Jason William Siesser, 46, of Columbia, Mo., pleaded guilty to one count of attempting to acquire a chemical weapon and one count of aggravated identity theft on Aug. 4, 2020. According to court documents, Siesser admitted that he attempted to acquire a chemical weapon on two occasions between June 14 and Aug. 23, 2018. He provided a shipping address in the name of a juvenile, whose identity he used without authorization, to place the orders for a highly toxic chemical in amounts capable of killing many people. Siesser paid for the chemical weapon with the digital cryptocurrency known as Bitcoin.
Siesser ordered two 10 mL units of the chemical on July 4, 2018, and paid with Bitcoin. The seller did not ship the chemical weapon at that time. Siesser continued to contact the seller. On July 19, 2018, Siesser told the seller, “I plan to use it soon after I receive it.”
Siesser ordered three 10 mL units of the chemical weapon on Aug. 5, 2018. Siesser again paid for the order with Bitcoin, the equivalent of $150, and provided a shipping address in the name of a juvenile. This quantity of chemical weapons has the capacity to kill approximately 300 people.

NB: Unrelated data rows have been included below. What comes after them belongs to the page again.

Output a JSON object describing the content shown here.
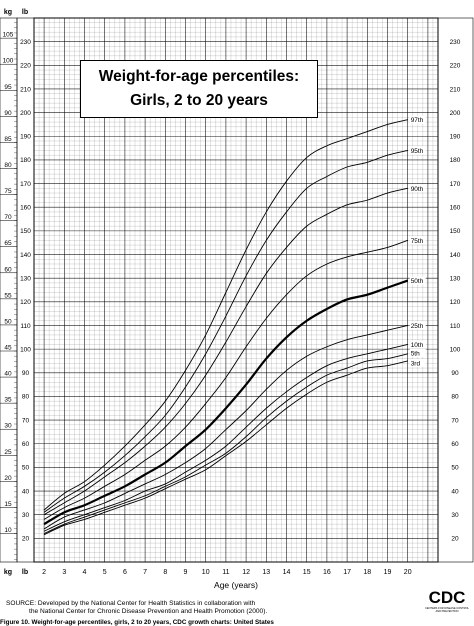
{
  "chart_data": {
    "type": "line",
    "title": "Weight-for-age percentiles:",
    "subtitle": "Girls, 2 to 20 years",
    "xlabel": "Age (years)",
    "y_unit_left": "kg",
    "y_unit_right": "lb",
    "x_ticks": [
      2,
      3,
      4,
      5,
      6,
      7,
      8,
      9,
      10,
      11,
      12,
      13,
      14,
      15,
      16,
      17,
      18,
      19,
      20
    ],
    "xlim": [
      1.5,
      21.5
    ],
    "ylim_lb": [
      10,
      240
    ],
    "kg_ticks": [
      10,
      15,
      20,
      25,
      30,
      35,
      40,
      45,
      50,
      55,
      60,
      65,
      70,
      75,
      80,
      85,
      90,
      95,
      100,
      105
    ],
    "lb_ticks": [
      20,
      30,
      40,
      50,
      60,
      70,
      80,
      90,
      100,
      110,
      120,
      130,
      140,
      150,
      160,
      170,
      180,
      190,
      200,
      210,
      220,
      230
    ],
    "lb_ticks_right": [
      20,
      30,
      40,
      50,
      60,
      70,
      80,
      90,
      100,
      110,
      120,
      130,
      140,
      150,
      160,
      170,
      180,
      190,
      200,
      210,
      220,
      230
    ],
    "x": [
      2,
      3,
      4,
      5,
      6,
      7,
      8,
      9,
      10,
      11,
      12,
      13,
      14,
      15,
      16,
      17,
      18,
      19,
      20
    ],
    "series": [
      {
        "name": "97th",
        "values": [
          32,
          39,
          44,
          51,
          59,
          68,
          78,
          91,
          106,
          124,
          142,
          158,
          171,
          181,
          186,
          189,
          192,
          195,
          197
        ]
      },
      {
        "name": "95th",
        "values": [
          31,
          37,
          42,
          48,
          55,
          63,
          72,
          84,
          98,
          114,
          131,
          146,
          158,
          168,
          173,
          177,
          179,
          182,
          184
        ]
      },
      {
        "name": "90th",
        "values": [
          30,
          35,
          40,
          46,
          52,
          59,
          67,
          77,
          89,
          103,
          118,
          132,
          143,
          152,
          157,
          161,
          163,
          166,
          168
        ]
      },
      {
        "name": "75th",
        "values": [
          28,
          33,
          37,
          42,
          47,
          53,
          59,
          67,
          77,
          88,
          101,
          113,
          123,
          131,
          136,
          139,
          141,
          143,
          146
        ]
      },
      {
        "name": "50th",
        "values": [
          26,
          31,
          34,
          38,
          42,
          47,
          52,
          59,
          66,
          75,
          85,
          96,
          105,
          112,
          117,
          121,
          123,
          126,
          129
        ]
      },
      {
        "name": "25th",
        "values": [
          24,
          29,
          32,
          35,
          39,
          43,
          47,
          52,
          58,
          66,
          74,
          83,
          91,
          97,
          101,
          104,
          106,
          108,
          110
        ]
      },
      {
        "name": "10th",
        "values": [
          23,
          27,
          30,
          33,
          36,
          40,
          43,
          48,
          53,
          59,
          67,
          75,
          82,
          88,
          93,
          96,
          98,
          100,
          102
        ]
      },
      {
        "name": "5th",
        "values": [
          22,
          26,
          29,
          32,
          35,
          38,
          42,
          46,
          51,
          56,
          63,
          71,
          78,
          84,
          89,
          92,
          95,
          96,
          98
        ]
      },
      {
        "name": "3rd",
        "values": [
          21.5,
          25.5,
          28,
          31,
          34,
          37,
          41,
          45,
          49,
          55,
          61,
          68,
          75,
          81,
          86,
          89,
          92,
          93,
          95
        ]
      }
    ],
    "bold_series": "50th",
    "grid": true
  },
  "source_text": "SOURCE: Developed by the National Center for Health Statistics in collaboration with",
  "source_text2": "the National Center for Chronic Disease Prevention and Health Promotion (2000).",
  "caption": "Figure 10. Weight-for-age percentiles, girls, 2 to 20 years, CDC growth charts: United States",
  "logo_text": "CDC",
  "logo_subtext": "CENTERS FOR DISEASE CONTROL AND PREVENTION"
}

A controlled delivery of a package that contained an inert substance was made to Siesser’s residence on Aug. 23, 2018. Siesser believed the package contained the chemical weapon he had ordered, signed for the package, and took it inside the residence.
Law enforcement officers then executed a search warrant at Siesser’s residence. On top of a shelf in the garage, officers located the inert substance Siesser believed to be a chemical weapon. Officers also located two separate and seemingly unopened shipping boxes on the shelf next to it. They contained approximately 10 grams of cadmium arsenide, a toxic compound, which can be deadly if ingested or inhaled; approximately 100 grams of cadmium metal; and approximately 500 mL of hydrochloric acid. An invoice for these products showed they had been ordered together on March 30, 2018.
Writings located within the home articulated Siesser’s heartache, anger and resentment over a breakup, and a desire for the person who caused the heartache to die.
Supervisory Assistant U.S. Attorney Michael S. Oliver and Assistant U.S. Attorney Brian Casey prosecuted the case. The FBI with assistance from the Columbia Police Department investigated the case.